Cédric Beguier, Head of Research and Portfolio Management - International chez Ekada Capital : « Les deux derniers mois ont été historiques pour l’euro qui, fin juin, touchait le seuil de parité avec le franc suisse. La monnaie unique avait perdu environ 2,3 % depuis le début du mois de juillet et a cassé la parité avec le dollar pour la première fois en vingt ans, à la suite d’une inflation très élevée aux États-Unis et des craintes d’un fort ralentissement économique dans la zone euro. Depuis l’intervention très tardive de la BCE et la publication de chiffres macroéconomiques moins pires que prévu, l’euro s’est légèrement renforcé, mais la tendance à moyen terme reste baissière. Surtout dans une semaine chargée des publications des entreprises, du Federal Open Market Committee (FOMC) Meeting et de la conférence du président de la Fed, Jerome Powell. Ce qui devrait, selon le consensus, annoncer une nouvelle augmentation des taux d’au moins 75 points de base et faire repasser le billet vert sur le devant de la scène. La dernière semaine de juillet risque d’être très mouvementée. »

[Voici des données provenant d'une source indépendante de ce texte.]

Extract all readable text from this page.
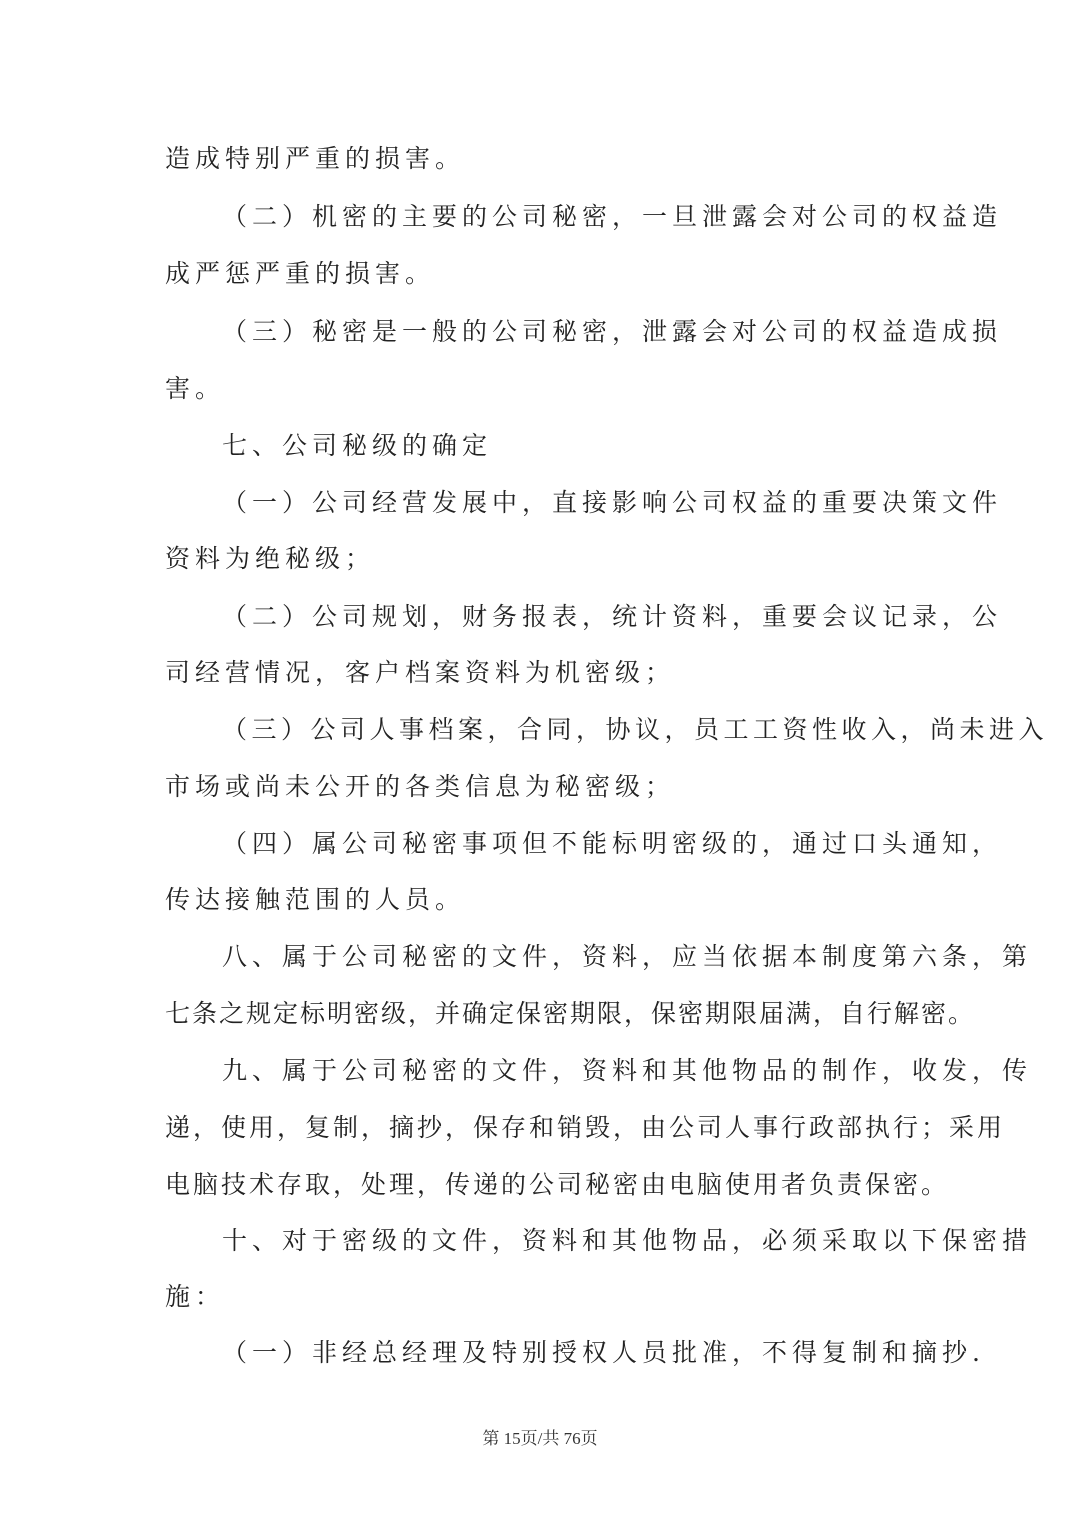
造成特别严重的损害。
（二）机密的主要的公司秘密，一旦泄露会对公司的权益造
成严惩严重的损害。
（三）秘密是一般的公司秘密，泄露会对公司的权益造成损
害。
七、公司秘级的确定
（一）公司经营发展中，直接影响公司权益的重要决策文件
资料为绝秘级；
（二）公司规划，财务报表，统计资料，重要会议记录，公
司经营情况，客户档案资料为机密级；
（三）公司人事档案，合同，协议，员工工资性收入，尚未进入
市场或尚未公开的各类信息为秘密级；
（四）属公司秘密事项但不能标明密级的，通过口头通知，
传达接触范围的人员。
八、属于公司秘密的文件，资料，应当依据本制度第六条，第
七条之规定标明密级，并确定保密期限，保密期限届满，自行解密。
九、属于公司秘密的文件，资料和其他物品的制作，收发，传
递，使用，复制，摘抄，保存和销毁，由公司人事行政部执行；采用
电脑技术存取，处理，传递的公司秘密由电脑使用者负责保密。
十、对于密级的文件，资料和其他物品，必须采取以下保密措
施：
（一）非经总经理及特别授权人员批准，不得复制和摘抄.
第 15页/共 76页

Allan Juste, Head Forex and Derivatives chez AfrAsia Bank :  « La BCE a mis fin à l’ère des taux d’intérêt négatifs en Europe jeudi dernier, en ramenant le taux d’intérêt des opérations principales de refinancement et les taux d’intérêt de la facilité de prêt marginal et de la facilité de dépôt à respectivement 0,5 %, 0,75 % et 0 % à compter du 27 juillet 2022. Elle a également accepté d’apporter une nouvelle aide aux États membres de la zone euro, surtout les plus endettés. Depuis le début de l’année, la monnaie européenne a perdu près de 10 % de sa valeur face au billet vert, tombant même sous le seuil de la parité durant la mi-juillet, minée notamment par la guerre en Ukraine, pendant que le dollar servait de valeur refuge. Dans un monde parfait, la hausse des taux de la BCE devrait favoriser un euro plus vigoureux face au dollar sur le court terme. Mais la devise européenne risque néanmoins de rester relativement bas face au billet vert au cours des prochains mois, en raison des incertitudes qui planent sur l’Europe, dans un contexte macroéconomique et géopolitique complexe, entre les risques de pénurie de gaz liés à la dépendance de l’UE au gaz russe et le regain d’incertitude politique en Italie, une des économies les plus vulnérables de la zone monétaire, suivant la dissolution de son Parlement après la démission du Premier ministre Mario Draghi, provoquant des élections anticipées le 25 septembre prochain. De l’autre côté de l’Atlantique, la Fed a déjà frappé fort cette année, car elle a augmenté ses taux d’intérêt depuis mars. Ceux-ci se trouvent actuellement dans une fourchette de 1,50 % à 1,75 %. Ce mercredi verra la Fed annoncer une quatrième forte hausse de ses taux d’intérêt et l’hypothèse d’une hausse de trois quarts de points (75 points de base), comme lors de la dernière réunion, mi-juin, semble faire l’unanimité, bien que l’un des gouverneurs de l’institution, Christopher Waller, ait récemment ouvert la porte à une hausse d’un point (100 points de base). Donc, les conditions du marché restent défavorables pour la devise européenne et le scénario le plus probable est que l’euro teste à nouveau la parité face au dollar américain dans les prochaines semaines. »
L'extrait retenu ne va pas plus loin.